Depresi berdampak cukup luas terhadap kualitas hidup lansia. Namun,

kebanyakan kejadian depresi pada lansia lambat terdeteksi.

3. Terapi reminiscence adalah terapi non-farmasi dan bentuk intervensi

terapeutik yang digunakan untuk lansia. Terapi ini menurut peneitian

sangat baik dalam meningkatkan kualitas kehidupan seorang lansia.

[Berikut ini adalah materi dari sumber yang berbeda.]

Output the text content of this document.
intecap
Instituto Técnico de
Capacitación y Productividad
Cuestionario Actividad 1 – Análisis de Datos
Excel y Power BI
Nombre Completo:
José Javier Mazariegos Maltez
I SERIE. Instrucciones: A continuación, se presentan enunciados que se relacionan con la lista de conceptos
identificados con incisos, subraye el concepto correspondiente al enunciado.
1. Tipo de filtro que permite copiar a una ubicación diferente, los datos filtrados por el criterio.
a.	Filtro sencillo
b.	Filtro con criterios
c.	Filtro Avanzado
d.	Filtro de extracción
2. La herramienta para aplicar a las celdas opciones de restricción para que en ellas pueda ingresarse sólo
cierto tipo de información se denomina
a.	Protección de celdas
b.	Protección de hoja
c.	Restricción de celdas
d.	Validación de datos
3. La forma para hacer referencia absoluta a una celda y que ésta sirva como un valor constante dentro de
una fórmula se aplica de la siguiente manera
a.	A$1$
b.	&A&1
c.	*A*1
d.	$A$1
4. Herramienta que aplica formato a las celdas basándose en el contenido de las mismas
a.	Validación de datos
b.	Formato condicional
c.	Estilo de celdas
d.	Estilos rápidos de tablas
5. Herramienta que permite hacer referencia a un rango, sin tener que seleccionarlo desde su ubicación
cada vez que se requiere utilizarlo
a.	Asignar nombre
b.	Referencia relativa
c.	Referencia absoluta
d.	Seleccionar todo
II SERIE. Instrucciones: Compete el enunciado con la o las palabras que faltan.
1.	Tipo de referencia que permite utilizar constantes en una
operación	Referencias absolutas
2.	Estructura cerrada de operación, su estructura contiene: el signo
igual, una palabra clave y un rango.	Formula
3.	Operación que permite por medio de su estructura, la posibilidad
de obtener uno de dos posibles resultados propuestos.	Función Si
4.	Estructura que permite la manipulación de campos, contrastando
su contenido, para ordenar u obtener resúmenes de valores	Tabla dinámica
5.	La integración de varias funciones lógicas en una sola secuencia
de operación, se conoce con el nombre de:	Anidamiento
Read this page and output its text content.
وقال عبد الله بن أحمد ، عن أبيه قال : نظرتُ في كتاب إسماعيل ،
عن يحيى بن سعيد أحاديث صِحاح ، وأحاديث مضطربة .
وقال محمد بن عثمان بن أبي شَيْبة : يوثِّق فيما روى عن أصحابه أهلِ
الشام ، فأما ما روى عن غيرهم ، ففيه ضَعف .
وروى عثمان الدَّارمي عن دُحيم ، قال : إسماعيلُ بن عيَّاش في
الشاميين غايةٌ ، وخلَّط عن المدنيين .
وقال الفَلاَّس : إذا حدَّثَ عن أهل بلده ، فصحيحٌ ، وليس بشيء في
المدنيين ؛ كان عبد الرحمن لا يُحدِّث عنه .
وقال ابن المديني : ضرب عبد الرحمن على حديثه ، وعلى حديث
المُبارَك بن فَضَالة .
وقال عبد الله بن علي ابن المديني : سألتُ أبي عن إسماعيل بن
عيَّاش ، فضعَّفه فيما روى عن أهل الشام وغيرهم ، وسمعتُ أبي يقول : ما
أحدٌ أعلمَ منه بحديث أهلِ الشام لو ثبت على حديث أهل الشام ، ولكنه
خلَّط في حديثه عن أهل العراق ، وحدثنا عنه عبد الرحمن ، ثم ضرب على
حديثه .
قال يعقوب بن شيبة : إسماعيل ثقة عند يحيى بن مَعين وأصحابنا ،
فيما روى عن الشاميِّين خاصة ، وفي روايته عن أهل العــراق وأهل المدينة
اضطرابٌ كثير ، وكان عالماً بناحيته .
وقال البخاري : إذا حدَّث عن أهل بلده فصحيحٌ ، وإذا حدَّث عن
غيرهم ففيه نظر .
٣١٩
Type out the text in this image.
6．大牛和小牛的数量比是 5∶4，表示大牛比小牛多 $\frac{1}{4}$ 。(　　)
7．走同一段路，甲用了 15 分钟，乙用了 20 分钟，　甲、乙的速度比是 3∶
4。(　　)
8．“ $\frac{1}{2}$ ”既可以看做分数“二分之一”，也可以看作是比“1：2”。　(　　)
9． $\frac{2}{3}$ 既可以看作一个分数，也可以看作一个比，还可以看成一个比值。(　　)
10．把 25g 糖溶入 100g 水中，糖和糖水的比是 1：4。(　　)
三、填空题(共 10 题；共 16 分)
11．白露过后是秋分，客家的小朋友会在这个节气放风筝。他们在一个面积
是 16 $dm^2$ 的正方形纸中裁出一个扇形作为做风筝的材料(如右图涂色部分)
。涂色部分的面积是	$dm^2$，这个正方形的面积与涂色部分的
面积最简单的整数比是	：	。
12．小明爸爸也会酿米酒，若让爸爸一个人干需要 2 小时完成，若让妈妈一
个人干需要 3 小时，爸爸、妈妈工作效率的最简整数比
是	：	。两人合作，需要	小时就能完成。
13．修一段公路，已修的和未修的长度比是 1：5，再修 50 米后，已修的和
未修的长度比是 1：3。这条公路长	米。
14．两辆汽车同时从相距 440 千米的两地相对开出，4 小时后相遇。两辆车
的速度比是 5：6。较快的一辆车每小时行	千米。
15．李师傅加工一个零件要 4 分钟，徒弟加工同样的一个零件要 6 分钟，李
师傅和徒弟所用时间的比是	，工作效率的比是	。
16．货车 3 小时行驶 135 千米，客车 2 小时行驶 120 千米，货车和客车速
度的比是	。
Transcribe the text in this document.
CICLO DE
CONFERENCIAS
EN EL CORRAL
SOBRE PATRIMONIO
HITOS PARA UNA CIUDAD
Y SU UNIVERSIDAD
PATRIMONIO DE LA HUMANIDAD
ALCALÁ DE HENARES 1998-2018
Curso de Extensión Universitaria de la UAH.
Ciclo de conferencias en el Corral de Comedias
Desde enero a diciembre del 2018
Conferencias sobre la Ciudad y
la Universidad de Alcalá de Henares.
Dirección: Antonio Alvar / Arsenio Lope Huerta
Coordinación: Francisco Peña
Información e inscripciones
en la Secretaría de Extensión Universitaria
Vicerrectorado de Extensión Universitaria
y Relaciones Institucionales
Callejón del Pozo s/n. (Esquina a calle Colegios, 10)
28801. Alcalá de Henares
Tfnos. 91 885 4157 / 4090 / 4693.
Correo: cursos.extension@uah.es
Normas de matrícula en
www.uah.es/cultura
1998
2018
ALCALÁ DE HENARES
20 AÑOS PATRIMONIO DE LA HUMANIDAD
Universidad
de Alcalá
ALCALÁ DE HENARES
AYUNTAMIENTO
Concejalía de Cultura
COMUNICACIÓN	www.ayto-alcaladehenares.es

Namun, di balik manfaatnya yang baik untuk lansia, jenis intervensi

ini masih jarang digunakan.


7

C. Pembatasan Masalah

Agar penelitian lebih fokus dan tidak meluas dari pembahasan yang

dimaksud, dalam skripsi ini penelitian dibatasi pada efek terapi

reminiscence terhadap keluhan somatis pada lanjut usia dengan depresi di

Desa Potronayan Kecamatan Nogosari Kabupaten Boyolali.

D. Rumusan Masalah

Berdasarkan uraian di atas maka dapat disusun rumusan masalah

sebagai berikut: “Apakah ada pengaruh terapi reminiscence terhadap

munculnya keluhan somatis pada lansia dengan depresi di Desa

Potronayan Kecamatan Nogosari Kabupaten Boyolali?”

E. Tujuan Penelitian

1. Tujuan Umum

Penelitian bertujuan untuk mengetahui pengaruh terapi

reminiscence terhadap munculnya keluhan somatis pada lansia dengan

depresi.

2. Tujuan Khusus

Penelitian bertujuan untuk: (1) mengetahui demografi lansia yang

memiliki keluhan somatis, (2) mengetahui keluhan-keluhan yang

terjadi pada lansia dengan depresi, (3) mengetahui efektifitas terapi

reminiscence untuk mengurangi keluhan somatis pada lansia dengan

depresi.
8

F. Manfaat Penelitian

1. Manfaat Teoritis

Penelitian ini diharapkan dapat memberikan tambahan

pengetahuan dan wawasan bagi penelitian di bidang kesehatan

khususnya dalam bidang Okupasi Terapi tentang penanganan lansia

dengan depresi terutama pada keluhan-keluhan yang terjadi akibat

depresi pada lansia.

2. Manfaat Praktis

Penelitian ini diharapkan dapat memberikan manfaat dalam dalam

meningkatkan kualitas kehidupan lansia khususnya oleh untuk Okupasi

Terapi dengan penerapan terapi reminiscence pada lansia dengan

depresi yang memiliki keluhan somatis.